6. Reliance placed by Ms.Sathe, learned Counsel appearing for the petitioner on Binaguri Tea Company Pvt. Ltd. (supra) in our view does not assist the petitioners. In the facts of the above case, the appeal was withdrawn by assessee therein on the advise of his lawyer. Further, the letter of the assessee to the Tribunal itself indicated that the appeal is being withdrawn due to advise of his Advocate as there was no chance of success in view of decision of the Tribunal. However, at that time i.e. when the appeal was not presssed there was an jurisdictional High Court Judgment in its favour and not known to the assessee or his Advocate. One more fact is that the application for rectification was made within two months from the date the appeal was dismissed.
7. It was in the aforesaid circumstances and particularly the existence of jurisdictional High Court Judgment at the time when the appeal was dismissed as withdrawn, covering the issue in favour of the assessee.

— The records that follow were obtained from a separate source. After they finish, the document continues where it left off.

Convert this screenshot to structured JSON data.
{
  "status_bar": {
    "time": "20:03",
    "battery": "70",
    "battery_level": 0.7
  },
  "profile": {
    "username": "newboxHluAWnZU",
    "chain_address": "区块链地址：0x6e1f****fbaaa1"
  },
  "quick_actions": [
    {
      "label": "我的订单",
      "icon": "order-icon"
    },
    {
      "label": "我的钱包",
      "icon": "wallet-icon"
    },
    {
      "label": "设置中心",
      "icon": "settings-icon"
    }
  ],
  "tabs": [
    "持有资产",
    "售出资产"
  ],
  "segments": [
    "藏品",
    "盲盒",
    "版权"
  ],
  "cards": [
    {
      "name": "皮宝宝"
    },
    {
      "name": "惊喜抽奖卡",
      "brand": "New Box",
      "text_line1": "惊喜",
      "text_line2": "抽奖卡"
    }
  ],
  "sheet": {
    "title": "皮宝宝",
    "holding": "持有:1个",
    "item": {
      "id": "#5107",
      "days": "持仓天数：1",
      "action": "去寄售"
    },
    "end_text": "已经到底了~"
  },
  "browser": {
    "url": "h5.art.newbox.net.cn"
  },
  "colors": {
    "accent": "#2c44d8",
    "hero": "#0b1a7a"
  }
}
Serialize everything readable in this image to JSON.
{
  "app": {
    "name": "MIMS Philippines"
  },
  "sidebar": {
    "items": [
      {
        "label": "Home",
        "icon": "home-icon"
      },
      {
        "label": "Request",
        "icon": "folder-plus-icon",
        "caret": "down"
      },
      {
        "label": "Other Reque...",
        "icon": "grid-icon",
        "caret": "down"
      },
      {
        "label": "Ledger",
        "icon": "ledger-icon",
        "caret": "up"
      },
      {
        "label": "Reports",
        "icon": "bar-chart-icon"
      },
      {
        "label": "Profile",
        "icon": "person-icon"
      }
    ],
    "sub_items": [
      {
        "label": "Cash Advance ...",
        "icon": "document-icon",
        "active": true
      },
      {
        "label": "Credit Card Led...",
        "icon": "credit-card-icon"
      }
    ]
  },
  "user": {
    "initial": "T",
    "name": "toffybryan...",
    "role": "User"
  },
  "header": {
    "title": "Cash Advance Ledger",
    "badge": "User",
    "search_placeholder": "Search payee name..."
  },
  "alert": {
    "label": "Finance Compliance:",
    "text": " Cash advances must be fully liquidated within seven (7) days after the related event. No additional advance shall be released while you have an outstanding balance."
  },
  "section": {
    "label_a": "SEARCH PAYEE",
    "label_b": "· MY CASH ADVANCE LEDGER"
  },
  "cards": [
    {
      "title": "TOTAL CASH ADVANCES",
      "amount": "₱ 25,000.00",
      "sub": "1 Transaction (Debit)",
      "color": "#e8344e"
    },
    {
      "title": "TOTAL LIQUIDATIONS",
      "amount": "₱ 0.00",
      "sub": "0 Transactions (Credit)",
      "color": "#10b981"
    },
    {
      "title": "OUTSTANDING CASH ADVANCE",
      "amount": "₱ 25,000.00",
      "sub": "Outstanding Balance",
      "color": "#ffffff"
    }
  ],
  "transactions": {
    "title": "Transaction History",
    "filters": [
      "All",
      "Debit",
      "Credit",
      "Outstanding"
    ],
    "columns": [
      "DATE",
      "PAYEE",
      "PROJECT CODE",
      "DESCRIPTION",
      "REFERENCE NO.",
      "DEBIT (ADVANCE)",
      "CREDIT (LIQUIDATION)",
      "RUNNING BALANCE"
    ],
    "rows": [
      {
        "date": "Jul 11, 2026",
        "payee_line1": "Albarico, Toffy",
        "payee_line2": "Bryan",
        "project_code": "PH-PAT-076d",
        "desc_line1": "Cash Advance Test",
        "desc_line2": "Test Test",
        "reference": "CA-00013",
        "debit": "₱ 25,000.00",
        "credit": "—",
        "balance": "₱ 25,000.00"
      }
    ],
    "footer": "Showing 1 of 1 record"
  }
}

Therefore, it was a clear case of error apparent on record which would necessarily warrant the Tribunal to exercise its jurisdiction under Section 254(2) (of Income Tax Act, 1961).
8. The other decision being relied upon by Ms. Sathe is of the Calcutta High Court in Mahamaya Banerjee (supra). This was a decision rendered in the context of Order 47 Rule 1 of the Code of Civil Procedure i.e. powers of review.
The Tribunal being a creature of the Act is not bestowed with powers of Review. Therefore, the above distinction goes to the root. In any case, as noted by the High Court the principal ground for seeking a review of the order was that litigant had acted under wrong advise of her Advocate and the same was supported by the testimony of the Advocate.
9. In the present facts there is nothing on record in the form of the Advocates letter, etc. to indicate that the petitioner acted upon his legal advise and the same was wrong. Therefore, whether the petitioner acted on advise of his Advocate or not is itself a subject matter of debate. Thus taking the application outside the scope of Section 254(2) (of Income Tax Act, 1961).
10. In the above view, we see no reason to entertain the present petition.
11. Accordingly, petition is dismissed. No order as to costs.